Under the Supreme Court’s ruling in Cohen v. Cowles Media Co., journalists, like all other citizens, must uphold their end of contractual promises, including, notably, promises to keep sources confidential. As a result, Robbins’ decision could expose him to a costly suit from Schiro.

"Whether Cohen applies is ultimately a matter of state law," Wermiel said. "The First Amendment was not a bar for the states to apply their breach of contract law to reporters."

Robbins contends that he considers any promises he made nullified by Schiro’s testimony.

"There was no confidentiality. She had already gone public with everything that she talked to me about — and more," Robbins said. "It was clear to me that she had put behind her fears and concerns about being public with this behind her."

Wermiel is less confident than Robbins that Schiro released him from his promise, drawing a distinction between what a source says to a reporter and what a source says in court.
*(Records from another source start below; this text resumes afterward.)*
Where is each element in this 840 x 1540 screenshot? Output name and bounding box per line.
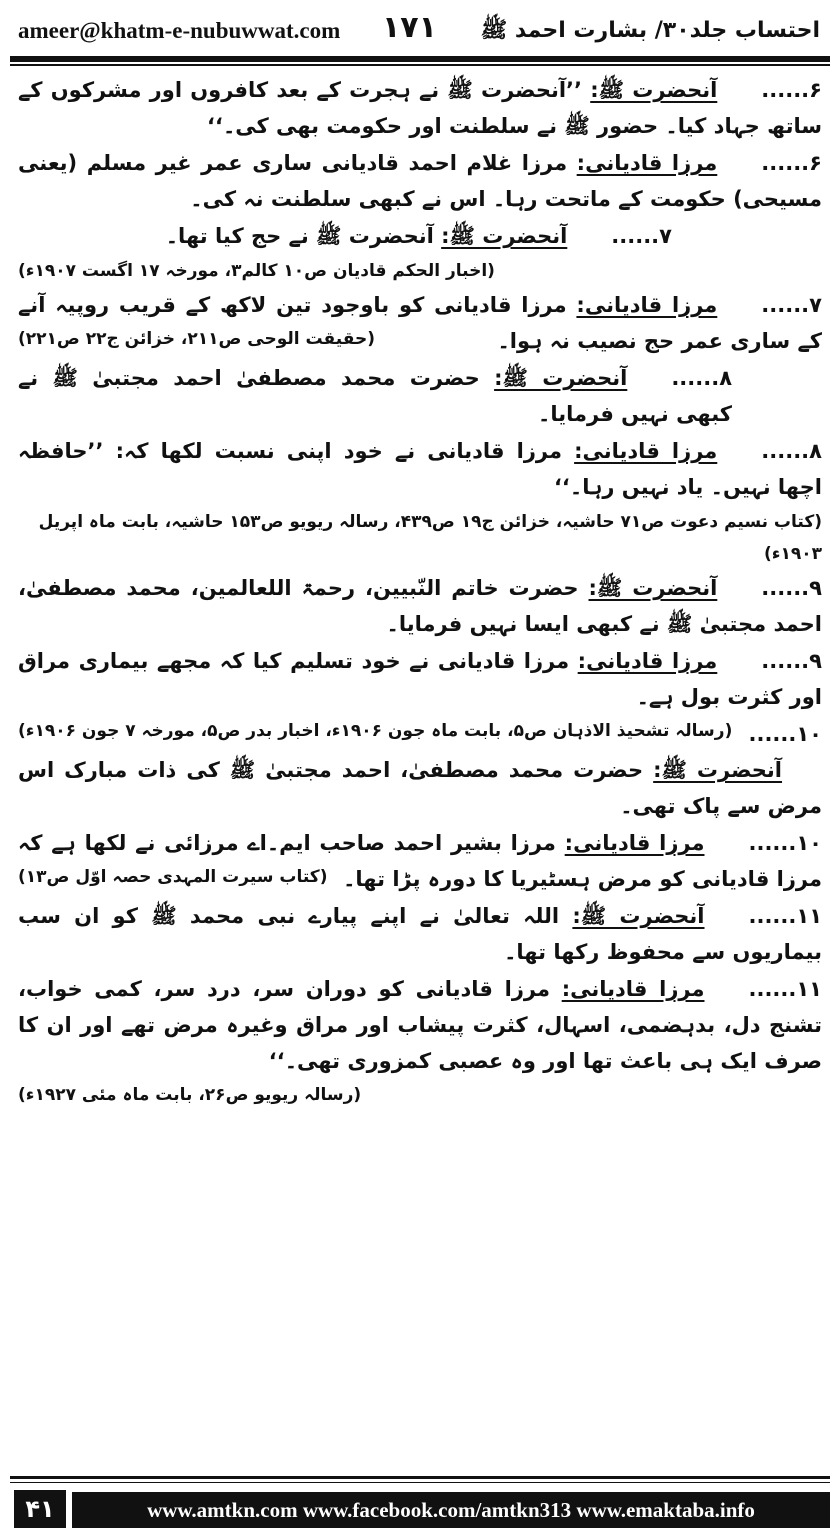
footer-page-number: ۴۱ xyxy=(14,1490,66,1528)
entry-label: مرزا قادیانی: xyxy=(576,151,718,175)
entry-number: ۸...... xyxy=(761,439,822,463)
header-rule-thin xyxy=(10,64,830,66)
entry-number: ۷...... xyxy=(611,224,672,248)
footer-links[interactable]: www.amtkn.com www.facebook.com/amtkn313 www.emaktaba.info xyxy=(72,1492,830,1528)
entry-7-prophet xyxy=(18,218,822,254)
entry-label: آنحضرت ﷺ: xyxy=(588,576,718,600)
entry-8-prophet xyxy=(18,360,822,432)
entry-text: آنحضرت ﷺ نے حج کیا تھا۔ xyxy=(165,224,442,248)
running-title: احتساب جلد۳۰/ بشارت احمد ﷺ xyxy=(480,18,820,43)
entry-number: ۶...... xyxy=(761,78,822,102)
entry-number: ۹...... xyxy=(761,649,822,673)
entry-text: مرزا قادیانی نے خود تسلیم کیا کہ مجھے بیماری مراق اور کثرت بول ہے۔ xyxy=(18,649,822,709)
entry-label: آنحضرت ﷺ: xyxy=(494,366,628,390)
reference-citation: (رسالہ ریویو ص۲۶، بابت ماہ مئی ۱۹۲۷ء) xyxy=(18,1085,362,1105)
entry-number: ۱۰...... xyxy=(748,722,822,746)
entry-label: آنحضرت ﷺ: xyxy=(572,904,705,928)
entry-text: ’’آنحضرت ﷺ نے ہجرت کے بعد کافروں اور مشرکوں کے ساتھ جہاد کیا۔ حضور ﷺ نے سلطنت اور حکومت بھی کی۔‘‘ xyxy=(18,78,822,138)
reference-citation: (کتاب سیرت المہدی حصہ اوّل ص۱۳) xyxy=(18,867,328,887)
header-email[interactable]: ameer@khatm-e-nubuwwat.com xyxy=(18,18,341,43)
entry-text: مرزا غلام احمد قادیانی ساری عمر غیر مسلم (یعنی مسیحی) حکومت کے ماتحت رہا۔ اس نے کبھی سلطنت نہ کی۔ xyxy=(18,151,822,211)
entry-label: مرزا قادیانی: xyxy=(564,831,705,855)
entry-label: مرزا قادیانی: xyxy=(577,649,718,673)
entry-text: مرزا بشیر احمد صاحب ایم۔اے مرزائی نے لکھا ہے کہ مرزا قادیانی کو مرض ہسٹیریا کا دورہ پڑا تھا۔ xyxy=(18,831,822,891)
reference-citation: (حقیقت الوحی ص۲۱۱، خزائن ج۲۲ ص۲۲۱) xyxy=(18,329,375,349)
entry-6-prophet xyxy=(18,72,822,144)
footer-rule xyxy=(10,1476,830,1479)
entry-number: ۱۰...... xyxy=(748,831,822,855)
entry-label: مرزا قادیانی: xyxy=(576,293,718,317)
entry-7-mirza xyxy=(18,287,822,359)
footer-rule-thin xyxy=(10,1482,830,1483)
entry-label: آنحضرت ﷺ: xyxy=(590,78,718,102)
entry-11-mirza xyxy=(18,971,822,1105)
header-rule xyxy=(10,56,830,62)
entry-8-mirza xyxy=(18,433,822,505)
entry-text: حضرت محمد مصطفیٰ احمد مجتبیٰ ﷺ نے کبھی نہیں فرمایا۔ xyxy=(18,366,732,426)
entry-number: ۱۱...... xyxy=(748,977,822,1001)
entry-label: آنحضرت ﷺ: xyxy=(441,224,568,248)
entry-number: ۱۱...... xyxy=(748,904,822,928)
reference-citation: (کتاب نسیم دعوت ص۷۱ حاشیہ، خزائن ج۱۹ ص۴۳۹، رسالہ ریویو ص۱۵۳ حاشیہ، بابت ماہ اپریل ۱۹۰۳ء) xyxy=(38,512,822,564)
entry-9-prophet xyxy=(18,570,822,642)
entry-text: حضرت خاتم النّبیین، رحمۃ اللعالمین، محمد مصطفیٰ، احمد مجتبیٰ ﷺ نے کبھی ایسا نہیں فرمایا۔ xyxy=(18,576,822,636)
entry-11-prophet xyxy=(18,898,822,970)
entry-number: ۹...... xyxy=(761,576,822,600)
entry-label: آنحضرت ﷺ: xyxy=(653,758,783,782)
reference-citation: (اخبار الحکم قادیان ص۱۰ کالم۳، مورخہ ۱۷ اگست ۱۹۰۷ء) xyxy=(18,261,495,281)
entry-text: مرزا قادیانی نے خود اپنی نسبت لکھا کہ: ’’حافظہ اچھا نہیں۔ یاد نہیں رہا۔‘‘ xyxy=(18,439,822,499)
page-body xyxy=(18,72,822,1462)
entry-text: مرزا قادیانی کو دوران سر، درد سر، کمی خواب، تشنج دل، بدہضمی، اسہال، کثرت پیشاب اور مراق وغیرہ مرض تھے اور ان کا صرف ایک ہی باعث تھا اور وہ عصبی کمزوری تھی۔‘‘ xyxy=(18,977,822,1073)
entry-text: مرزا قادیانی کو باوجود تین لاکھ کے قریب روپیہ آنے کے ساری عمر حج نصیب نہ ہوا۔ xyxy=(18,293,822,353)
header-page-number: ۱۷۱ xyxy=(382,10,437,45)
entry-text: حضرت محمد مصطفیٰ، احمد مجتبیٰ ﷺ کی ذات مبارک اس مرض سے پاک تھی۔ xyxy=(18,758,822,818)
entry-number: ۸...... xyxy=(671,366,733,390)
page-footer xyxy=(0,1476,840,1540)
entry-10-mirza xyxy=(18,825,822,897)
reference-citation: (رسالہ تشحیذ الاذہان ص۵، بابت ماہ جون ۱۹۰۶ء، اخبار بدر ص۵، مورخہ ۷ جون ۱۹۰۶ء) xyxy=(18,721,733,741)
entry-label: مرزا قادیانی: xyxy=(561,977,705,1001)
entry-6-mirza xyxy=(18,145,822,217)
entry-number: ۷...... xyxy=(761,293,822,317)
page-header xyxy=(0,0,840,64)
entry-number: ۶...... xyxy=(761,151,822,175)
entry-text: اللہ تعالیٰ نے اپنے پیارے نبی محمد ﷺ کو ان سب بیماریوں سے محفوظ رکھا تھا۔ xyxy=(18,904,822,964)
entry-label: مرزا قادیانی: xyxy=(574,439,718,463)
"The source may know more about a situation than she is willing to testify about," Wermiel said. "There may be public information and private information, and a journalist may need to hold onto that private information."

To Robbins, it ultimately becomes a meaningless game of semantics.

"I don’t know that I could have done anything differently than what I did," Robbins said. "As journalists it shows that we know right from wrong. It shows that we know when to do the right thing."